Background: Mitoxantrone (MTX) is an antineoplastic agent with anti-inflammatory and immunomodulating properties approved for the treatment of MS. Potential side effects limit the use of the agent for few years before reaching a toxic dosage. We designed a longitudinal open label prospective study of consecutive patients with MS to evaluate clinical efficacy and toxicity of MTX during a two-year treatment period and the subsequent three years without any therapy.
Methods: Fifty consecutive patients (M/F 18/32; mean age 43.35, range 25-59) with definite MS (25 RR and 25 SP) were included. All had evidence of confirmed disability as measured by an EDSS increase of at least 1 point in the previous year. The mean disease duration was 7.595.58 years and the mean EDSS was 3.71.5. Patients received MTX intravenously (8 mg/m2 every 2 months for a total of 12 infusions with a cumulative dose less than 120 mg/m2). Treatment efficacy was assessed clinically and by brain MRI before MTX therapy, at the end of treatment and at the end of each year of the follow-up.
Results: All patients completed the clinical follow-up except one subject. Forty-four patients (89.8%), completed the 12 infusions with MTX, five patients (10.2%) interrupted the treatment for side effects. Fifteen (30.6%) patients showed an EDSS progression on treatment. During the follow-up, 9 (18.4 %) patients showed progression of disability (7 of them were clinically stable during the treatment). None of patients experienced new relapses under treatment and during the follow-up period.

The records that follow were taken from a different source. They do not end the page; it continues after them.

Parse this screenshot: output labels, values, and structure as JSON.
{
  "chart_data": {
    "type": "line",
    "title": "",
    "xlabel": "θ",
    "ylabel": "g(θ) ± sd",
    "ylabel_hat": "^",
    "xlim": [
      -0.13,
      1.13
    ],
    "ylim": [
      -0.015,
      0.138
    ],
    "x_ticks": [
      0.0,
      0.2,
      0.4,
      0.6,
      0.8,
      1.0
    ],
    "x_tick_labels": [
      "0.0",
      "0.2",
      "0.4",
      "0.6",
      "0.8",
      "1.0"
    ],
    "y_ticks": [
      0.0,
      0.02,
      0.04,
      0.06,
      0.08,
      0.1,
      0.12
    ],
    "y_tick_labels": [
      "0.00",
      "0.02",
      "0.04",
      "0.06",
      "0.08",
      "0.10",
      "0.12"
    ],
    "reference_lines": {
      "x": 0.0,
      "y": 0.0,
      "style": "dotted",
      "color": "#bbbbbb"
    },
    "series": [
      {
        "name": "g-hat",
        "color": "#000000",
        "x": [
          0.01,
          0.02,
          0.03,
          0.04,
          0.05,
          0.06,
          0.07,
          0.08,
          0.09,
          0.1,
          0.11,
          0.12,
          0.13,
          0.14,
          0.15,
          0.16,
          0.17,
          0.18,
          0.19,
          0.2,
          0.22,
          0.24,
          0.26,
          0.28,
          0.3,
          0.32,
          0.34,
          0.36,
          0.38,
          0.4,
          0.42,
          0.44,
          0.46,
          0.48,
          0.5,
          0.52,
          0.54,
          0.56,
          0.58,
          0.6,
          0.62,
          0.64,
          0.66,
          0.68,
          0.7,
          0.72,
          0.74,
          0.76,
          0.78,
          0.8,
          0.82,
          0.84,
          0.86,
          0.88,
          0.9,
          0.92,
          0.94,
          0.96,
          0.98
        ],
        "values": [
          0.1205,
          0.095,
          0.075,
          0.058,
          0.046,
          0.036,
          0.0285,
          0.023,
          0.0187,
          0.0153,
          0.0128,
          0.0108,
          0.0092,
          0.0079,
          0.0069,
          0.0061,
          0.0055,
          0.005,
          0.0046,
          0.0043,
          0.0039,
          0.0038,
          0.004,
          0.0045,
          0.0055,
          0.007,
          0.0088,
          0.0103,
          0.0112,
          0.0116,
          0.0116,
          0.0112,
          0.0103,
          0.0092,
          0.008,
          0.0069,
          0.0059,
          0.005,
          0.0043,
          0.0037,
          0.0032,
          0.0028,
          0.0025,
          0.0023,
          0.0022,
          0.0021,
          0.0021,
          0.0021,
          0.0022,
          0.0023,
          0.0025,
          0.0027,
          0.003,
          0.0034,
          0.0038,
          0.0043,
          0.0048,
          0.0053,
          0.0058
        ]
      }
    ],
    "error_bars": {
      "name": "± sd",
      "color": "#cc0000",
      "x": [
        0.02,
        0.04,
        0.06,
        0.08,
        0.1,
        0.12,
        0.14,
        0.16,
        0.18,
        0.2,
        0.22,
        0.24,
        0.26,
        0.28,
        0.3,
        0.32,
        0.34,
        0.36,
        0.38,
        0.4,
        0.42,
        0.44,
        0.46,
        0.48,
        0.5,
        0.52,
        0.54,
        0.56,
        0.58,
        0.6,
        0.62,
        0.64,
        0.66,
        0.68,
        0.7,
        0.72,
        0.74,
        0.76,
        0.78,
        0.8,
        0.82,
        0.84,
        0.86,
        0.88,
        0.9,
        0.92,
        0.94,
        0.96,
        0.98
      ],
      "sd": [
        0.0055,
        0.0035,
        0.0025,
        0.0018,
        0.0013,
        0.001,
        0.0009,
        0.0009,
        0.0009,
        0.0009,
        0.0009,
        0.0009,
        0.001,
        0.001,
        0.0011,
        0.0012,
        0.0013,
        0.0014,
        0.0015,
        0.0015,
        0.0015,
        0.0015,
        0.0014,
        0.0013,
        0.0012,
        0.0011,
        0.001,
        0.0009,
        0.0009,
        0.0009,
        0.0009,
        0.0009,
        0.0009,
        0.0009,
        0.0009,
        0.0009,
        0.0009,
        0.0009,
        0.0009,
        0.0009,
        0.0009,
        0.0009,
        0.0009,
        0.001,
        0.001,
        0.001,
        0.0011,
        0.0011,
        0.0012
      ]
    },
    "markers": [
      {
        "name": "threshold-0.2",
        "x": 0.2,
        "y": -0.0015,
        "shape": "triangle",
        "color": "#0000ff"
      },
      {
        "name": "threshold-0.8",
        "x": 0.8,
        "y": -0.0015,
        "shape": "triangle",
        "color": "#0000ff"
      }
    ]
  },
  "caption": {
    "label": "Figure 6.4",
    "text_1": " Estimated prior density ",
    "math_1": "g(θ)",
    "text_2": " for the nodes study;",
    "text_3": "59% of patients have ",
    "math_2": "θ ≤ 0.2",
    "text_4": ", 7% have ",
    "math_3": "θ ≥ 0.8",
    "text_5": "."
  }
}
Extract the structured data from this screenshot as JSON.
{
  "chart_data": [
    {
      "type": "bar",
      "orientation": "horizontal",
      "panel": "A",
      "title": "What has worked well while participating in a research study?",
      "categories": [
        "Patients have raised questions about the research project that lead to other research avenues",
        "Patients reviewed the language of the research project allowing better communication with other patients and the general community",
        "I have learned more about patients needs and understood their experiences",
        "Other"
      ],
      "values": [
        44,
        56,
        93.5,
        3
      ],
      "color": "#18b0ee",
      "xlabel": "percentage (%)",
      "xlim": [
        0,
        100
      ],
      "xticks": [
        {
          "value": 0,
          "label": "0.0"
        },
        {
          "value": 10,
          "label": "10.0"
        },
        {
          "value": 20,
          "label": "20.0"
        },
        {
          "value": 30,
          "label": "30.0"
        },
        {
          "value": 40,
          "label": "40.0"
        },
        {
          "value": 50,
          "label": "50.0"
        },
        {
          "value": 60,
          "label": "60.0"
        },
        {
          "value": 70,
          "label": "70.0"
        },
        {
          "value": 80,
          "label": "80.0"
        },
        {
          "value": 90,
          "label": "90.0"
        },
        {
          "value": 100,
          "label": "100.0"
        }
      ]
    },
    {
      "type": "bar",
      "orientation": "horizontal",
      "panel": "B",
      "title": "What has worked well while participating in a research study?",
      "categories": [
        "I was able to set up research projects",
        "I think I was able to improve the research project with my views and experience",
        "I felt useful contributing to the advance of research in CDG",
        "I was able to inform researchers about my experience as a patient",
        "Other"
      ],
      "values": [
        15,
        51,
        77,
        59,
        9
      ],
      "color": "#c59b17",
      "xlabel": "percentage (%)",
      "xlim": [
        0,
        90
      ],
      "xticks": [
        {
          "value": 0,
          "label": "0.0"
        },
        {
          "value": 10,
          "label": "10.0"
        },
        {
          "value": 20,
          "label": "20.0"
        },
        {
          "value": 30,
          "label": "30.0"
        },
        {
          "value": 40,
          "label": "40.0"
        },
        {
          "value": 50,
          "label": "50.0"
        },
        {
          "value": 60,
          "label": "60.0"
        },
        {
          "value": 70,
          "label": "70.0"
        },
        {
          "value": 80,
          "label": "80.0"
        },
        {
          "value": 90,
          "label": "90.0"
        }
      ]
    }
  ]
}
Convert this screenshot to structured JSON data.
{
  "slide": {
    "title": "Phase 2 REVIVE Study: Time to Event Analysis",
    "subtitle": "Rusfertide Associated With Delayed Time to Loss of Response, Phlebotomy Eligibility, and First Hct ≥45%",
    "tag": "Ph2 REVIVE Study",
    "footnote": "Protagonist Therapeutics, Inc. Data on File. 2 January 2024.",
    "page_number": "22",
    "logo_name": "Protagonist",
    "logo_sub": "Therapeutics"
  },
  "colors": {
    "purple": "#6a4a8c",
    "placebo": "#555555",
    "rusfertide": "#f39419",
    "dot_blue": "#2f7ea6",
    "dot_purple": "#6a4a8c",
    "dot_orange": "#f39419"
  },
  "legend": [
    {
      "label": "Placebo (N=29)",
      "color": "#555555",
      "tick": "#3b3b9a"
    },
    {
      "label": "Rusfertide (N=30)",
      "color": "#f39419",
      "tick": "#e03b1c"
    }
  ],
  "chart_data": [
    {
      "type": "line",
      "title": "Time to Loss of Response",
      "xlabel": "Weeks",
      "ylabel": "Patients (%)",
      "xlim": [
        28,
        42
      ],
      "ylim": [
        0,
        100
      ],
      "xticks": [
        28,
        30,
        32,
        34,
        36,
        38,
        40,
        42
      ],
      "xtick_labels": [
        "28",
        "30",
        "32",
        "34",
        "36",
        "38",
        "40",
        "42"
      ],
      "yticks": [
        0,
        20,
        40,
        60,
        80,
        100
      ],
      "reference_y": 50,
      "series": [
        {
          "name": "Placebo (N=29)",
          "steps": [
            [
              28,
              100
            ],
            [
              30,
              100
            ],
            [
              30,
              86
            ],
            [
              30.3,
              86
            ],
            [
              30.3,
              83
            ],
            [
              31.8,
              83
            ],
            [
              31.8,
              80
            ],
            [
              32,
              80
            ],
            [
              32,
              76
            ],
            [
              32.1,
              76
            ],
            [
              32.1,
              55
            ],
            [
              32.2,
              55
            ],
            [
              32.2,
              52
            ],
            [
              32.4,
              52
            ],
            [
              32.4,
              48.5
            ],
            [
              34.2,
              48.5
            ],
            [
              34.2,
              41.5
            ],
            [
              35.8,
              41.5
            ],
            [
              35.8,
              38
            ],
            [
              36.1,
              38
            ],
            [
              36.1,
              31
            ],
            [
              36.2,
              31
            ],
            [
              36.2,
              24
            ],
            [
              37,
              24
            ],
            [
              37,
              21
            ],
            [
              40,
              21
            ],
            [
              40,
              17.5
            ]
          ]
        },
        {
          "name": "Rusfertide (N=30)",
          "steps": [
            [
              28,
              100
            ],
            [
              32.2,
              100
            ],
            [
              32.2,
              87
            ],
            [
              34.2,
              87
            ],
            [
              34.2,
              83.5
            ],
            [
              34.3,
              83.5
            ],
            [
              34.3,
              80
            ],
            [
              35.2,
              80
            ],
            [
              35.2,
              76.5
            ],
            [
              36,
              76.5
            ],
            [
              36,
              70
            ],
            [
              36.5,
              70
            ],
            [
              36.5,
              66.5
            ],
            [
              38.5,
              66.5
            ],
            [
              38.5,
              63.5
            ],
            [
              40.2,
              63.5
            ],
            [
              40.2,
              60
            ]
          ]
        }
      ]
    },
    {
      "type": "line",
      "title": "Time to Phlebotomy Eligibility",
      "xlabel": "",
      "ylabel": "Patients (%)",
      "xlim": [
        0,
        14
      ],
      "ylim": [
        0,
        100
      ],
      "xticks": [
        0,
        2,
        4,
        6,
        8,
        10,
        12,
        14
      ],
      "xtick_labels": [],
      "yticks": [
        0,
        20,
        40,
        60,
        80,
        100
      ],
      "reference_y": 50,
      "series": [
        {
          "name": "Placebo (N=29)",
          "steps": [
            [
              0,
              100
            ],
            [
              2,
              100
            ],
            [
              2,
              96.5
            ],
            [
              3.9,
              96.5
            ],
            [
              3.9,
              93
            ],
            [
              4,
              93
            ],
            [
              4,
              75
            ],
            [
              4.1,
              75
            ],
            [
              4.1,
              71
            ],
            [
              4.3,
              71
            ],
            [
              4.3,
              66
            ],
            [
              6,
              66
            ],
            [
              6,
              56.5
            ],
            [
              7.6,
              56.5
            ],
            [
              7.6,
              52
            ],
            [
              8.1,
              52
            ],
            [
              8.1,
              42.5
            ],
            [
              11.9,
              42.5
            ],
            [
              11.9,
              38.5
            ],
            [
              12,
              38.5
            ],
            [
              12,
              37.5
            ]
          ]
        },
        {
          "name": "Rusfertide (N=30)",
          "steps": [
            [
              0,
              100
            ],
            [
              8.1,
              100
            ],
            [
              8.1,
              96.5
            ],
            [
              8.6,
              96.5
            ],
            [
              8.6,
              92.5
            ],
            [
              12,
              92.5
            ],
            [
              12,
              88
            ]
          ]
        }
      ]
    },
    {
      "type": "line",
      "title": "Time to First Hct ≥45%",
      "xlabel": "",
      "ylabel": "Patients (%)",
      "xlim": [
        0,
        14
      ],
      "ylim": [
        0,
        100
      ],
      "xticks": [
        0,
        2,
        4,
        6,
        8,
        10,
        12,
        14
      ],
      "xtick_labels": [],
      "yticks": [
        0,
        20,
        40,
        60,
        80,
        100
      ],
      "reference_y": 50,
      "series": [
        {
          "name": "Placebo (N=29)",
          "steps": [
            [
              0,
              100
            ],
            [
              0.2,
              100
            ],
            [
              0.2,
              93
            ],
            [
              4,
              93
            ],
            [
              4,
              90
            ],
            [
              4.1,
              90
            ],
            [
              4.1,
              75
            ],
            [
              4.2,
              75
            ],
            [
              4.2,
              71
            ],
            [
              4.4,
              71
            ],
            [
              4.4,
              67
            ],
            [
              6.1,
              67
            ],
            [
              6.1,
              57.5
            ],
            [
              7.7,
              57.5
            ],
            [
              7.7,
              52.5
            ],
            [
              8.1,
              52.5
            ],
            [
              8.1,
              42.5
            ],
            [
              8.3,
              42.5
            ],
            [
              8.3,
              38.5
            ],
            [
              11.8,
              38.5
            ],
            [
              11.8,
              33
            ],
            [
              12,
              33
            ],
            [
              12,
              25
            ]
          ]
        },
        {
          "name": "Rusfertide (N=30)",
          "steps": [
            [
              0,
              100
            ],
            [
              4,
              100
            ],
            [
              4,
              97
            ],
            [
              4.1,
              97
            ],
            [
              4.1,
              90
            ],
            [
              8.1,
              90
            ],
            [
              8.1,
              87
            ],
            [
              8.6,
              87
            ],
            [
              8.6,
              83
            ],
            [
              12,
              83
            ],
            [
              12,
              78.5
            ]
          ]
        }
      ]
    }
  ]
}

Seventeen (34.7%) patients had active lesions on enhanced T1-weigthed images at baseline, 9/49 (18.4%) patients at the end of treatment and none at the end of follow-up.
Conclusion: Using the present treatment schedule, MTX was well tolerated and had a substantial long-term beneficial effect on disease activity (i.e. relapses and enhanced MRI). As regards disability progression, we observed a worsening of EDSS in about 1/3 of the patients during the treatment and in 1/5 during the follow-up period. This evidence suggests that a delayed beneficial effect after the end of MTX treatment is observed in a substantial rate of patients (26.5%). On the other hand, a minority (14%) of patients showed disability progression once the drug was suspended.